A comment on my post on phosphorus oxychoride (which I still get hits on even now) from Andy Nation asked if there was any Org Syn prep or other respected documentation on the work-up or quench of this reagent.
The first source I thought of was the MSDS but it doesn’t really talk about quenching, just the hazards. And it is so vague that it is hardly useful for this point.
Secondly, I thought of Bretherick’s Handbook of Reactive Chemical Hazards.
Then I did a quick search and turned up a paper in Organic Process & Development which might tell you more than you want to know.
Any others out there?
Why wouldn’t you just treat it like and organolithium, slowly add alcohol until the reaction clearly stops, or just add water ( SLOWLY). while the reaction is different, the principle is the same. make the compound go to a non reactive form.
The tricky thing with POCl3 is that it is unreactive at cool temperatures, and very reactive at room temp, so when you add it to the chilled water slowly (being careful) none of it reacts, then it warms up and all reacts at once, usually involving coating the ceiling of your fume hood.

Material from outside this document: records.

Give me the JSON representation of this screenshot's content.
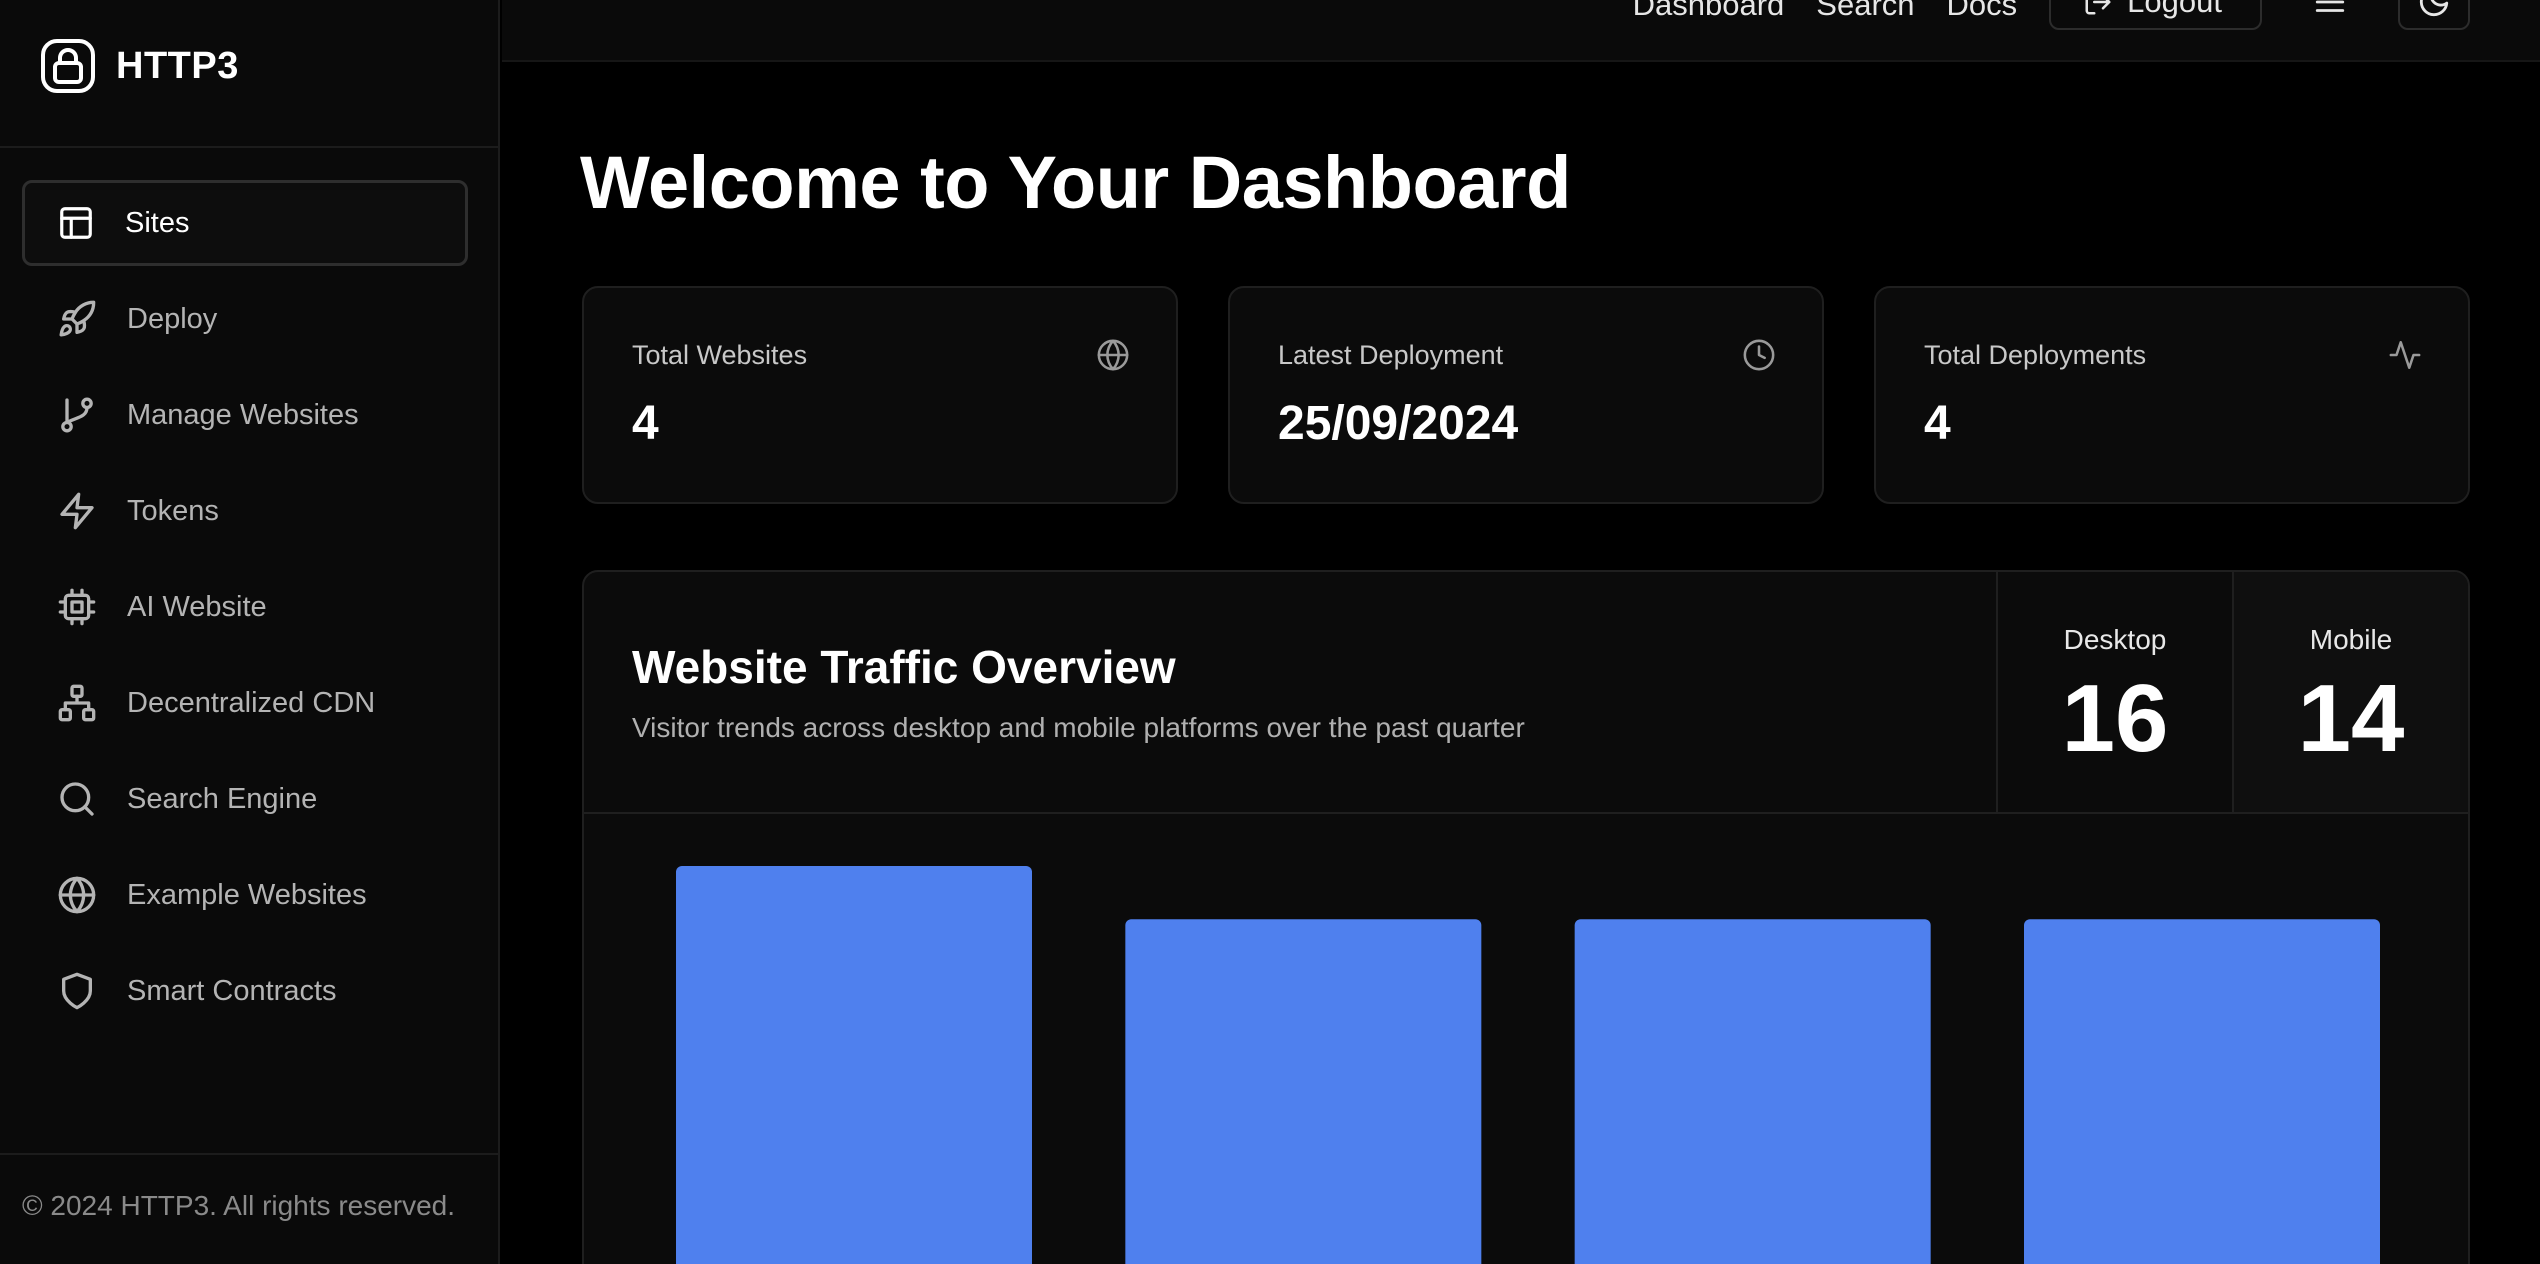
{
  "brand": {
    "name": "HTTP3"
  },
  "sidebar": {
    "items": [
      {
        "label": "Sites",
        "icon": "layout-icon",
        "active": true
      },
      {
        "label": "Deploy",
        "icon": "rocket-icon"
      },
      {
        "label": "Manage Websites",
        "icon": "git-branch-icon"
      },
      {
        "label": "Tokens",
        "icon": "lightning-icon"
      },
      {
        "label": "AI Website",
        "icon": "chip-icon"
      },
      {
        "label": "Decentralized CDN",
        "icon": "network-icon"
      },
      {
        "label": "Search Engine",
        "icon": "search-icon"
      },
      {
        "label": "Example Websites",
        "icon": "globe-icon"
      },
      {
        "label": "Smart Contracts",
        "icon": "shield-icon"
      }
    ],
    "footer": "© 2024 HTTP3. All rights reserved."
  },
  "topnav": {
    "links": [
      "Dashboard",
      "Search",
      "Docs"
    ],
    "logout_label": "Logout"
  },
  "main": {
    "title": "Welcome to Your Dashboard",
    "stats": [
      {
        "label": "Total Websites",
        "value": "4",
        "icon": "globe-icon"
      },
      {
        "label": "Latest Deployment",
        "value": "25/09/2024",
        "icon": "clock-icon"
      },
      {
        "label": "Total Deployments",
        "value": "4",
        "icon": "activity-icon"
      }
    ],
    "traffic": {
      "title": "Website Traffic Overview",
      "subtitle": "Visitor trends across desktop and mobile platforms over the past quarter",
      "desktop_label": "Desktop",
      "desktop_value": "16",
      "mobile_label": "Mobile",
      "mobile_value": "14"
    }
  },
  "colors": {
    "accent": "#4f80ee",
    "background": "#000000",
    "card": "#0b0b0b"
  },
  "chart_data": {
    "type": "bar",
    "categories": [
      "",
      "",
      "",
      ""
    ],
    "values": [
      16,
      14,
      14,
      14
    ],
    "ylim": [
      0,
      17
    ],
    "grid": false
  }
}
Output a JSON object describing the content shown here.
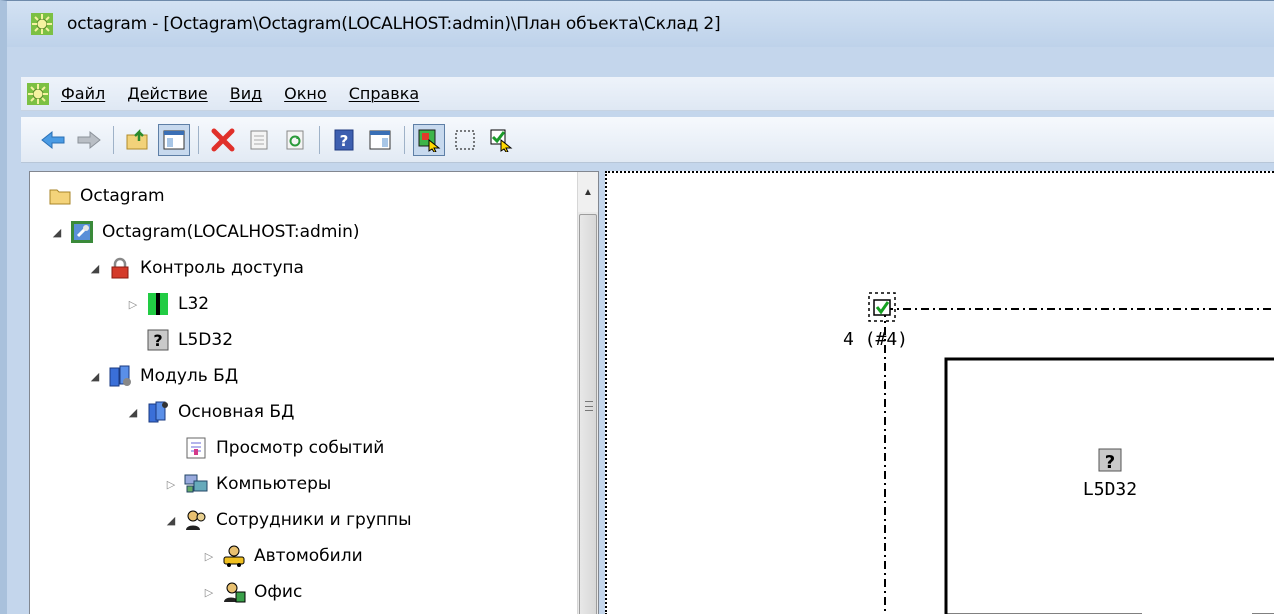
{
  "window": {
    "title": "octagram - [Octagram\\Octagram(LOCALHOST:admin)\\План объекта\\Склад 2]"
  },
  "menu": {
    "items": [
      {
        "label": "Файл",
        "name": "menu-file"
      },
      {
        "label": "Действие",
        "name": "menu-action"
      },
      {
        "label": "Вид",
        "name": "menu-view"
      },
      {
        "label": "Окно",
        "name": "menu-window"
      },
      {
        "label": "Справка",
        "name": "menu-help"
      }
    ]
  },
  "toolbar": {
    "buttons": [
      {
        "icon": "back-arrow-icon"
      },
      {
        "icon": "forward-arrow-icon"
      },
      {
        "icon": "up-folder-icon"
      },
      {
        "icon": "show-hide-tree-icon",
        "pressed": true
      },
      {
        "icon": "delete-icon"
      },
      {
        "icon": "properties-icon"
      },
      {
        "icon": "refresh-icon"
      },
      {
        "icon": "help-icon"
      },
      {
        "icon": "details-view-icon"
      },
      {
        "icon": "select-tool-icon",
        "pressed": true
      },
      {
        "icon": "selection-rect-icon"
      },
      {
        "icon": "edit-object-icon"
      }
    ]
  },
  "tree": {
    "items": [
      {
        "label": "Octagram",
        "icon": "folder-icon",
        "level": 0,
        "arrow": ""
      },
      {
        "label": "Octagram(LOCALHOST:admin)",
        "icon": "server-icon",
        "level": 1,
        "arrow": "expanded"
      },
      {
        "label": "Контроль доступа",
        "icon": "lock-icon",
        "level": 2,
        "arrow": "expanded"
      },
      {
        "label": "L32",
        "icon": "controller-icon",
        "level": 3,
        "arrow": "collapsed"
      },
      {
        "label": "L5D32",
        "icon": "unknown-device-icon",
        "level": 3,
        "arrow": ""
      },
      {
        "label": "Модуль БД",
        "icon": "database-module-icon",
        "level": 2,
        "arrow": "expanded"
      },
      {
        "label": "Основная БД",
        "icon": "database-icon",
        "level": 3,
        "arrow": "expanded"
      },
      {
        "label": "Просмотр событий",
        "icon": "event-log-icon",
        "level": 4,
        "arrow": ""
      },
      {
        "label": "Компьютеры",
        "icon": "computers-icon",
        "level": 4,
        "arrow": "collapsed"
      },
      {
        "label": "Сотрудники и группы",
        "icon": "people-icon",
        "level": 4,
        "arrow": "expanded"
      },
      {
        "label": "Автомобили",
        "icon": "car-group-icon",
        "level": 5,
        "arrow": "collapsed"
      },
      {
        "label": "Офис",
        "icon": "office-group-icon",
        "level": 5,
        "arrow": "collapsed"
      }
    ]
  },
  "plan": {
    "door_label": "4 (#4)",
    "device_label": "L5D32",
    "device_icon": "unknown-device-icon",
    "door_icon": "door-checked-icon"
  }
}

Andy wasn’t asking how to do it (that is in my original post, which I just added a link to above), but for an “official procedure”, as quoting a blog post is about as good as saying “this guy in the cafeteria told me to…”
I woud not recommend alcohol quench – some phosphoester-halides are horribly toxic (i.e. diisopropyl fluorophosphate) neuro-paralytic agents. And methyl phosphates are alkylating agents.
You can either use quench with aqueous potassium hydroxide (with some ice if you want) or opt for water-aceton mixture (to prevent phase separation). DMF excess works quite well too (You get a second exotherm when you quench the formed Vilsmeyer solution with water)
I’m looking for a coating that can protect against POCl3. I was thinking alumina or yttria, Al2O3 or Y2O3. Any other suggestions – boron carbide?